Hence, 10,000 investors can be allotted at least one lot. There are two types of allotments in scenario 2:
- Small oversubscription
The minimum lot is distributed amongst all applying investors, and the remaining shares get assigned proportionally to investors who bid for more than one lot.
- Large oversubscription
In case there is an oversubscription scenario where even one lot is not possible to be allotted to each applicant, the allotment is done via lucky draw. This type of lottery draw is usually computerised to avoid any partiality. Thus, in the case of large oversubscriptions, some investor names do not get drawn through the lottery and shares may not be assigned to many applicants.
There are two primary reasons for no shares being allotted to an applicant:
- An applicant’s bid for the IPO could have been termed invalid as a result of incorrect information such as the wrong Demat account number, PAN number, or an applicant may have applied multiple times for the same IPO
- An applicant’s name wasn’t selected in the lucky draw during large oversubscription
Here are the steps to be followed for buying shares through an IPO:
- An applicant may need the physical application form, which can be sourced from a broker or a distributor or a bank branch.

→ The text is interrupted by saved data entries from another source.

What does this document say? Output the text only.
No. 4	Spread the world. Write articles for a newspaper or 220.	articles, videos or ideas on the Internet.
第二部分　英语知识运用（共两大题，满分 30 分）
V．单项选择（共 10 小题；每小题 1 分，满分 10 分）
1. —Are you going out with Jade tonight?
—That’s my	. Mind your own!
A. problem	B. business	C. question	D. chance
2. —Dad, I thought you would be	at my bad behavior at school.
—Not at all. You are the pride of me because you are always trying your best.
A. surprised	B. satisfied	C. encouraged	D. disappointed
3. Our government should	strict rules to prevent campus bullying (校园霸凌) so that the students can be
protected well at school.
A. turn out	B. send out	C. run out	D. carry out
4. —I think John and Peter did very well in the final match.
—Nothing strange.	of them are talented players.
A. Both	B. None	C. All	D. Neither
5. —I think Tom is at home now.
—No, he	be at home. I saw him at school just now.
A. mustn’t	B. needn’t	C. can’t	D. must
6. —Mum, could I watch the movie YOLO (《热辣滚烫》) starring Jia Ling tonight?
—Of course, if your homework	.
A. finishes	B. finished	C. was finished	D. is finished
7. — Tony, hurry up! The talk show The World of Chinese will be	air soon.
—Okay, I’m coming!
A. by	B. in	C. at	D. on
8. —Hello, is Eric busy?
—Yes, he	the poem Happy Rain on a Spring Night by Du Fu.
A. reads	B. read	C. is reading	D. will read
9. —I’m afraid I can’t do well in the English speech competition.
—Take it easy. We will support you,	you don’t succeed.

It can also be accessed online.
- An applicant must then fill the form with relevant details, including personal, bank account and Demat account information
- Applicant must state the total investment amount
- The shares are generally allotted within 10 working days from the date of offer closing
Important factors to note before applying for IPO subscription
It is very important for investors to know the basics of the market before investing in shares. Also, investors must carefully read the company prospectus and specially go through the financial details. This can offer insight into the amount of capital that the company plans to raise and the types of shares to be issued. It also makes sense to understand how the company intends on using the capital raised through the IPO and its future expansion plans. All these factors can help investors to make an informed investment decision.
By subscribing to shares through an IPO, an investor can become one of the first shareholders of the company. With the growth of the company, the share prices may rise and investors can therefore stand a chance to profit. However, there is also a high level of risk associated with stock markets. The investment returns depend upon the company’s growth potential and, in case the company fails, the investor may risk losing the funds invested. Especially when it comes to unlisted companies, an investor must be very careful since these companies are not mandated to publish their financials, making it difficult to analyze their historical performance.
IPOs allow investors to gain early access to a company’s potential growth story. This form of investment can help one meet long-term goals. These can be bought cheap while aiming for bigger returns in the future
When an IPO is fully subscribed, each investor gets the number of shares he/she has applied for.
No, IPO is not based on a first-come, first-serve method. The allotment of shares depends on the general investor interest. If many investors show interest in a particular IPO, the share allocation to retail investors may be done through a lottery.
Yes, an investor can sell IPO shares immediately after listing of the stocks. There are no restrictions on selling IPO shares.
There is no established link between an IPO oversubscription and listing gains. IPO oversubscription may be a reflection of the positive outlook of investors for the company’s stocks. However, an oversubscribed IPO does not necessarily mean confirmed listing gains.